By Indiana State University
Jun 17, 2019
Kathryn Mudica’s, ’17, GR’19, path to a PhD has been “non-traditional” in a lot of ways.
She was a 40-year-old mother with a degree in visual communication design when her family left Elkhart’s 18 percent unemployment looking for greener pastures and some work at the start of the recession in 2008.
“We came to Terre Haute because a friend told me there was work here and I went to the food stamp office, where a person behind the desk could tell I really wanted to work,” she said. “They said if I wanted work I could go next door where there was a call center, so I went and they hired me as a manager for about five year until the call center closed and I ended up back in college.”
Mudica held a degree in visual communications but, by the 2000s, those skills weren’t in high demand, so she decided to start over at the age of 48. She enrolled at Ivy Tech for a two-year degree and applied to nursing school, but was told that most nurses eventually needed a four-year degree.
“I knew it was really science that I loved, so I switched to biology and applied to ISU and was accepted,” she said. “My advisor, Jen Latimer in earth sciences, hired me to work in her lab researching metal contamination in fish to finish my bachelor’s degree. I did three semesters at ISU completing my bachelor’s degree and that last semester Jen encouraged me to take the GRE and offered me a graduate position. In my last semester of my master’s degree, she asked me to apply for the PhD position. Five years later, I’m in the PhD program at Indiana State.”
Mudica was working as a lab assistant in the bio-geochemistry lab and had done a lot of geochemistry working with soils and sediment samples. When the Student Undergraduate Research Experience came to be, she applied and Jen Latimer suggested she look at fish in the lab.
“I studied fish for almost a year and then graduated and my last year of my master’s degree I got an email from Dr. O’Keefe about the Department of Natural Resources that they had otter carcasses collected from Indiana and if a researcher wanted part of the otters they could come and take what they wanted,” she said. “I asked for the livers and then talked to Dr. Latimer and we decided to test the otters’ livers to see how much metal has accumulated, which is really how much contamination is in the fish and that can tell you if people eat that much fish how much would be in humans.”
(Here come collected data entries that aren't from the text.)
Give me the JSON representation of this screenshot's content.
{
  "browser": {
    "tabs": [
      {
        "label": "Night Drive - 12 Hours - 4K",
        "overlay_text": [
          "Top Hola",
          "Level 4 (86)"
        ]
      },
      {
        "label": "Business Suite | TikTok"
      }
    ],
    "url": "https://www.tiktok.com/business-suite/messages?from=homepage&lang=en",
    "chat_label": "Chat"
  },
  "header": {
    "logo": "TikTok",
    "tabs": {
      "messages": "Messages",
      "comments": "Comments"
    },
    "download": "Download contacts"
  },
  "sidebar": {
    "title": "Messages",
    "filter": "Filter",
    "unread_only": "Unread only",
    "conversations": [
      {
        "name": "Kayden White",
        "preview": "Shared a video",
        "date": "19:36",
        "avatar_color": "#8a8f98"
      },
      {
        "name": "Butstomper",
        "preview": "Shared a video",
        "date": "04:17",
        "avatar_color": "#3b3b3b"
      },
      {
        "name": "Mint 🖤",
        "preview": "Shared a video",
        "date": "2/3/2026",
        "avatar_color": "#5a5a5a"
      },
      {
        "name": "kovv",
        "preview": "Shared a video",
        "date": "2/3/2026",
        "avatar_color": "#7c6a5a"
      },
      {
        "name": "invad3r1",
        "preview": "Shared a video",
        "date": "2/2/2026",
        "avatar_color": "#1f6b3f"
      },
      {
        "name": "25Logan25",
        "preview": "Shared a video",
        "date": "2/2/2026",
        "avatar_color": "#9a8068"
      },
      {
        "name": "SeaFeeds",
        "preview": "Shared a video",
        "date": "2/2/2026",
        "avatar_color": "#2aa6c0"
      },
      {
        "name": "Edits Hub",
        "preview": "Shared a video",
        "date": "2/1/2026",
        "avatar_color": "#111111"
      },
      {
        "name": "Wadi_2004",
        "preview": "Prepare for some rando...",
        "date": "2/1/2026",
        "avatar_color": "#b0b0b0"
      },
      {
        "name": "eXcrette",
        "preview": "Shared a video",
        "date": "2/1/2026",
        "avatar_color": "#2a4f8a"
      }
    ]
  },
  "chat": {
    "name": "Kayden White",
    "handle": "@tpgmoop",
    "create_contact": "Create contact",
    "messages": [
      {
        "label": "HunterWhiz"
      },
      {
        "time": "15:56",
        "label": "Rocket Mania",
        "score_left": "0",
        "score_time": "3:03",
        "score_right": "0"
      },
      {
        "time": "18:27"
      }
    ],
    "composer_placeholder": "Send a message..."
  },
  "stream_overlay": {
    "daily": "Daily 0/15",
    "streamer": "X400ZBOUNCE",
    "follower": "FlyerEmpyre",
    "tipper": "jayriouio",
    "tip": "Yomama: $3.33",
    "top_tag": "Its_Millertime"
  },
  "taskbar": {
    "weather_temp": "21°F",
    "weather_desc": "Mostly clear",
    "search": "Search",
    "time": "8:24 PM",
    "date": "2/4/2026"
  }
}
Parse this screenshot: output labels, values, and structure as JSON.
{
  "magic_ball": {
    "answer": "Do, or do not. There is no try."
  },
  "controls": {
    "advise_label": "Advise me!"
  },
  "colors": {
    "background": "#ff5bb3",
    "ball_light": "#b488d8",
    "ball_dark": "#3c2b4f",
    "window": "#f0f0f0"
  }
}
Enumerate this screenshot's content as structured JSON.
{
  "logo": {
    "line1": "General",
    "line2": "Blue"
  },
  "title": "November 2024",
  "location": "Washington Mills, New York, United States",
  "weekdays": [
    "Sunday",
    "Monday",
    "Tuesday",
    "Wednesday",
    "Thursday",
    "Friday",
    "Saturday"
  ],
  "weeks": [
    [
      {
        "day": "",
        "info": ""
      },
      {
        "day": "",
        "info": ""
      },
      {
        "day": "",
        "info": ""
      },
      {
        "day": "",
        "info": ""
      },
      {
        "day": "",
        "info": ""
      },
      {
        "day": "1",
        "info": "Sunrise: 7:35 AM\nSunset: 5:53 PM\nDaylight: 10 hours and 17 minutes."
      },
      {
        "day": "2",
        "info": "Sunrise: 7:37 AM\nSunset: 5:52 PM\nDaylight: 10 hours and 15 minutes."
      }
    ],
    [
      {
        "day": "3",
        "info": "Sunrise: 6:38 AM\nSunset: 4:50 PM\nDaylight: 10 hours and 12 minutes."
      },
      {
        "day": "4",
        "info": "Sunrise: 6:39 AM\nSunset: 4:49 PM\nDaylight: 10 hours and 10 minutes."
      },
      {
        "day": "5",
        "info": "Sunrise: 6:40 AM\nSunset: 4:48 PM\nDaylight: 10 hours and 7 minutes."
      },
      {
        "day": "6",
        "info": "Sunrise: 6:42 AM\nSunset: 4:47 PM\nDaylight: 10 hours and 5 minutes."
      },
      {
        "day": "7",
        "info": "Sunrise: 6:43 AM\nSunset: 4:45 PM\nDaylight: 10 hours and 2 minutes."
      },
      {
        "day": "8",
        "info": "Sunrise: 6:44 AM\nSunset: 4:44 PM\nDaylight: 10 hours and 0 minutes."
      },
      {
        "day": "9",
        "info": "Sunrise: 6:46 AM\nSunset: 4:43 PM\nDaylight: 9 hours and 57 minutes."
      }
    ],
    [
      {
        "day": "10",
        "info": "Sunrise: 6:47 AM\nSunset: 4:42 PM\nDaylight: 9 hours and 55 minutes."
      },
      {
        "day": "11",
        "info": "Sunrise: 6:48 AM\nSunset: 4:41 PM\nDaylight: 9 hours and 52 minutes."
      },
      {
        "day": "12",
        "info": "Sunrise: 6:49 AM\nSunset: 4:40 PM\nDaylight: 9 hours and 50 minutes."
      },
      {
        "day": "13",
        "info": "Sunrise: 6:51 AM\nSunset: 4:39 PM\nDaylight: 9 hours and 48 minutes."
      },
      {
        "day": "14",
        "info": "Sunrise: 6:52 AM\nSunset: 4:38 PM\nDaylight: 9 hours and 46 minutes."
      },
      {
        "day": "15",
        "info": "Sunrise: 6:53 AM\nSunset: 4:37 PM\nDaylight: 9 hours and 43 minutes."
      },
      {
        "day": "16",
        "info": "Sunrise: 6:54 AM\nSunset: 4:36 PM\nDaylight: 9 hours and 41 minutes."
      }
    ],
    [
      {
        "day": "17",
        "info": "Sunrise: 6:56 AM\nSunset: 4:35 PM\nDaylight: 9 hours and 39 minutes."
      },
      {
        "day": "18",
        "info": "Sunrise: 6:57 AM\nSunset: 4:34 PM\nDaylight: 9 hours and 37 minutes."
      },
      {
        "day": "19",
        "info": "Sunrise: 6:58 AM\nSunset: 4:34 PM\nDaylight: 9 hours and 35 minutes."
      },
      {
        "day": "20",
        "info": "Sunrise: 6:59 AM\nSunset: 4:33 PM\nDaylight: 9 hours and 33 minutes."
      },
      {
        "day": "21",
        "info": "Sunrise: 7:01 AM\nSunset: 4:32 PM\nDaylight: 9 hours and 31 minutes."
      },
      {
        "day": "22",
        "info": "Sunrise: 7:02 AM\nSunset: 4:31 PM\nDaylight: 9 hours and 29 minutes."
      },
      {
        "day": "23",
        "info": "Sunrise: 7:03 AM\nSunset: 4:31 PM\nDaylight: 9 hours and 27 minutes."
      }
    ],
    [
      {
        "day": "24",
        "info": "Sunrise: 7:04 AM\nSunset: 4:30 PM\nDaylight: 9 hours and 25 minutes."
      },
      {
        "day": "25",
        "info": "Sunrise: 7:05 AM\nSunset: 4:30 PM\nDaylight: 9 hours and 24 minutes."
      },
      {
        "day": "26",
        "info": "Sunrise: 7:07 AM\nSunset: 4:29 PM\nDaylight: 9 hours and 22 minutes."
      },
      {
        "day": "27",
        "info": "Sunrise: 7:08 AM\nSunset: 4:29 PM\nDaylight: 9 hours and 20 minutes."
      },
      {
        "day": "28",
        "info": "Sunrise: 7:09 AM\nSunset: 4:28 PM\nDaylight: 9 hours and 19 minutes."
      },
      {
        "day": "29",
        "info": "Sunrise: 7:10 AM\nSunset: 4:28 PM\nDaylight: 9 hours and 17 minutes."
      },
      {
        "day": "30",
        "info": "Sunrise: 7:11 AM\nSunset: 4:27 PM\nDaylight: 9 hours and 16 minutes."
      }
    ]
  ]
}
After taking a couple of graduate-level courses her senior year of undergraduate study, Mudica began collecting the otters in preparation to begin testing them when she started her master’s degree. This fall, she will begin work on a PhD in spatial and earth science.
She will official graduate with her master’s degree in earth and quaternary sciences in August, though her husband, a 1983 State graduate and her son, who is a senior geology major working in the same lab as Mudica, got to see her walk across Hulman Center for the second time in May.
Now 52, Mudica plans to go into academia and continue research in freshwater and freshwater contamination, especially in Indiana.
“I love Indiana and I think it’s really important that researchers research where they are,” she said. “I’ve always been interested in science so when I went back to school in 2014, I knew it would be in a science-related. I never thought I would go for a bachelor’s degree in biology though, but ISU has opened up so many opportunities for me. Even as a non-traditional student, this is such an inclusive place.”